Voto

6.5

Louis Garrel e Jean-Claude Carrière si sono fatti bastare 75 minuti per far brillare la loro sceneggiatura, imbevendo le pareti del film con una tintura che racchiude tutte le sfumature delle loro esperienze professionali passate e della loro cinefilia, dai classici di Hollywood ai giovani parigini della Nouvelle Vague. L’uomo fedele si presenta come un film più piccolo di quanto non sia: racconta una storia grande (un triangolo amoroso della durata di oltre dieci anni) ed è stato creato da autori altrettanto grandi (un regista-interprete erede di un’illustre dinastia cinematografica e uno sceneggiatore fondamentale per la storia del cinema).

Il film inizia con un radicale ribaltamento di uno stilema tipico del cinema d’oltre alpe: la scena di rottura. Nel corridoio di un appartamento post-haussmaniano, Marianne (Laetita Casta) annuncia ad Abel (Louis Garrel) di essere incinta. Ma non di lui: del suo migliore amico, Paul, con cui ha deciso di sposarsi nel giro di dieci giorni. Così, mentre gli altri festeggiano con tanto di torta nuziale, Abel è costretto a subire in silenzio questa umiliazione. Una dozzina di anni dopo, Paul muore nel sonno. Abel approfitta del suo funerale per riconnettersi con Marianne, che non esita troppo per farlo entrare di nuovo nella sua vita. Nel frattempo, una ragazza molto giovane fa da sfondo al contesto: è Ève (Lily-Rose Depp), da sempre innamorata di Abel. Ma ora che sarebbe abbastanza grande per sedurlo, lo vede ricadere nelle braccia di Marianne. Il protagonista inizia così a oscillare, tra la libido devastante di Ève, l’autorità preoccupante di Marianne e l’egida del sospetto che gli ha inculcato Joseph.

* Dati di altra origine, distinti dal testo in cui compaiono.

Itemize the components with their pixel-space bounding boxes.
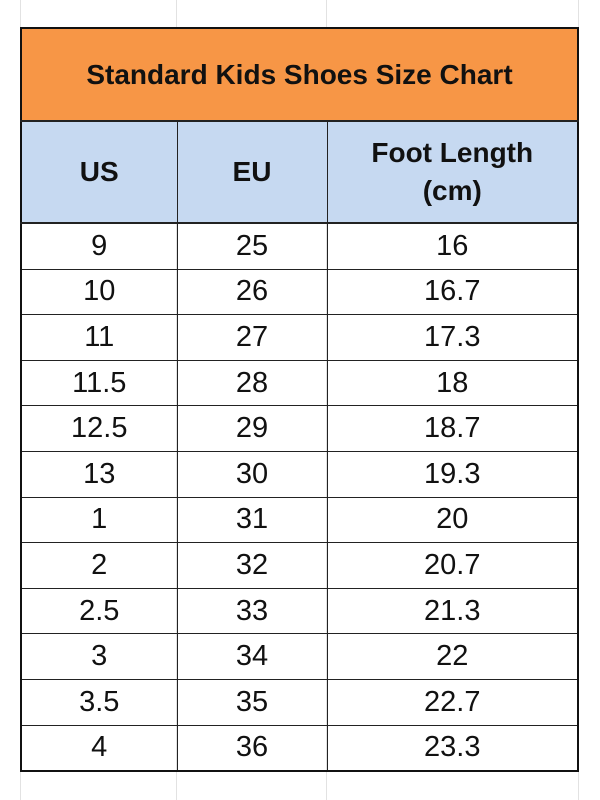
cell-foot-length: 23.3 [326, 724, 579, 772]
cell-us: 10 [20, 268, 178, 316]
cell-eu: 34 [176, 633, 328, 680]
cell-foot-length: 20 [326, 496, 579, 544]
table-row: 9 25 16 [20, 222, 579, 270]
cell-foot-length: 22.7 [326, 678, 579, 726]
cell-eu: 28 [176, 359, 328, 407]
cell-foot-length: 21.3 [326, 587, 579, 635]
cell-foot-length: 16 [326, 222, 579, 270]
cell-foot-length: 20.7 [326, 542, 579, 589]
cell-eu: 30 [176, 450, 328, 498]
cell-us: 3.5 [20, 678, 178, 726]
table-row: 10 26 16.7 [20, 268, 579, 316]
cell-foot-length: 18.7 [326, 405, 579, 452]
table-row: 2.5 33 21.3 [20, 587, 579, 635]
header-eu: EU [176, 120, 328, 224]
cell-eu: 36 [176, 724, 328, 772]
cell-eu: 26 [176, 268, 328, 316]
cell-eu: 29 [176, 405, 328, 452]
cell-eu: 33 [176, 587, 328, 635]
cell-foot-length: 17.3 [326, 314, 579, 361]
table-row: 3 34 22 [20, 633, 579, 680]
cell-foot-length: 16.7 [326, 268, 579, 316]
cell-us: 12.5 [20, 405, 178, 452]
cell-eu: 27 [176, 314, 328, 361]
cell-foot-length: 22 [326, 633, 579, 680]
table-row: 1 31 20 [20, 496, 579, 544]
header-foot-length: Foot Length (cm) [326, 120, 579, 224]
table-row: 12.5 29 18.7 [20, 405, 579, 452]
cell-us: 4 [20, 724, 178, 772]
cell-us: 3 [20, 633, 178, 680]
table-row: 2 32 20.7 [20, 542, 579, 589]
table-title: Standard Kids Shoes Size Chart [20, 27, 579, 122]
table-row: 11.5 28 18 [20, 359, 579, 407]
cell-us: 2 [20, 542, 178, 589]
cell-eu: 31 [176, 496, 328, 544]
table-row: 4 36 23.3 [20, 724, 579, 772]
cell-eu: 32 [176, 542, 328, 589]
header-us: US [20, 120, 178, 224]
header-foot-length-line1: Foot Length [371, 137, 534, 168]
cell-foot-length: 19.3 [326, 450, 579, 498]
cell-us: 9 [20, 222, 178, 270]
header-foot-length-line2: (cm) [422, 175, 482, 206]
cell-foot-length: 18 [326, 359, 579, 407]
cell-eu: 25 [176, 222, 328, 270]
cell-us: 11.5 [20, 359, 178, 407]
cell-us: 13 [20, 450, 178, 498]
cell-us: 11 [20, 314, 178, 361]
size-chart-table: Standard Kids Shoes Size Chart US EU Foo… [20, 27, 579, 773]
cell-us: 2.5 [20, 587, 178, 635]
table-row: 3.5 35 22.7 [20, 678, 579, 726]
cell-eu: 35 [176, 678, 328, 726]
table-row: 11 27 17.3 [20, 314, 579, 361]
cell-us: 1 [20, 496, 178, 544]
table-row: 13 30 19.3 [20, 450, 579, 498]
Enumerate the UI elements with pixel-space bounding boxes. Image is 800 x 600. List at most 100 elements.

Il ritmo narrativo eccessivamente veloce lascia poco spazio per le riflessioni e lo stesso avviene con i dialoghi, per via della loro foga esagerata: quello che a prima vista poteva sembrare un buon intrattenimento intellettuale parigino, nutrito da riferimenti cinefili (la voce off alla Truffaut, Laetitia Casta filmata come un’eroina hitchcockiana), rischia a tratti di far scivolare il film verso un confronto con i grandi del passato che non è in grado di reggere; come il facile rimando a Io & Annie (Woody Allen, USA, 1977) o Jules et Jim (François Truffaut, Francia, 1962) per la vena cinica eppure tenera con cui viene rappresentata la dinamica amorosa, un po’ melò e un po’ tragique.

Così Louis Garrel veste i panni di un giovane Woody Allen vittima dell’amore e delle scelte delle sue donne; mentre Joseph, il bambino con parole taglienti e pessimistiche, ricorda il ragazzino nato dall’immaginazione di Jean-Claude Carrière, il Sean (Cameron Bright) di Birth, Io sono Sean (Jonathan Glazer, USA, 2004). Come nel film di Jonathan Glazer, Joseph sconvolge le certezze degli adulti, ma là dove il regista britannico metteva in moto una catastrofe che inghiottiva i personaggi, Garrel si accontenta di formulare solo delle ipotesi: Marianne è una divinità che esige sacrifici o una donna che impara a superare il suo egoismo? Ève è una ragazza succube e affascinante che si libera della sua preda o un’adolescente che sta imparando ad amare come gli adulti? In questa piccola raccolta di enigmi, reggono il gioco le attrici: Laetitia Casta mostra un’autorità che raramente è stata vista, Lily-Rose Depp dà prova di versatilità e di un senso comico inediti. Tra le due, il cuore ciondolante di Louis Garrel, che si è dato un posto di vittima invidiabile.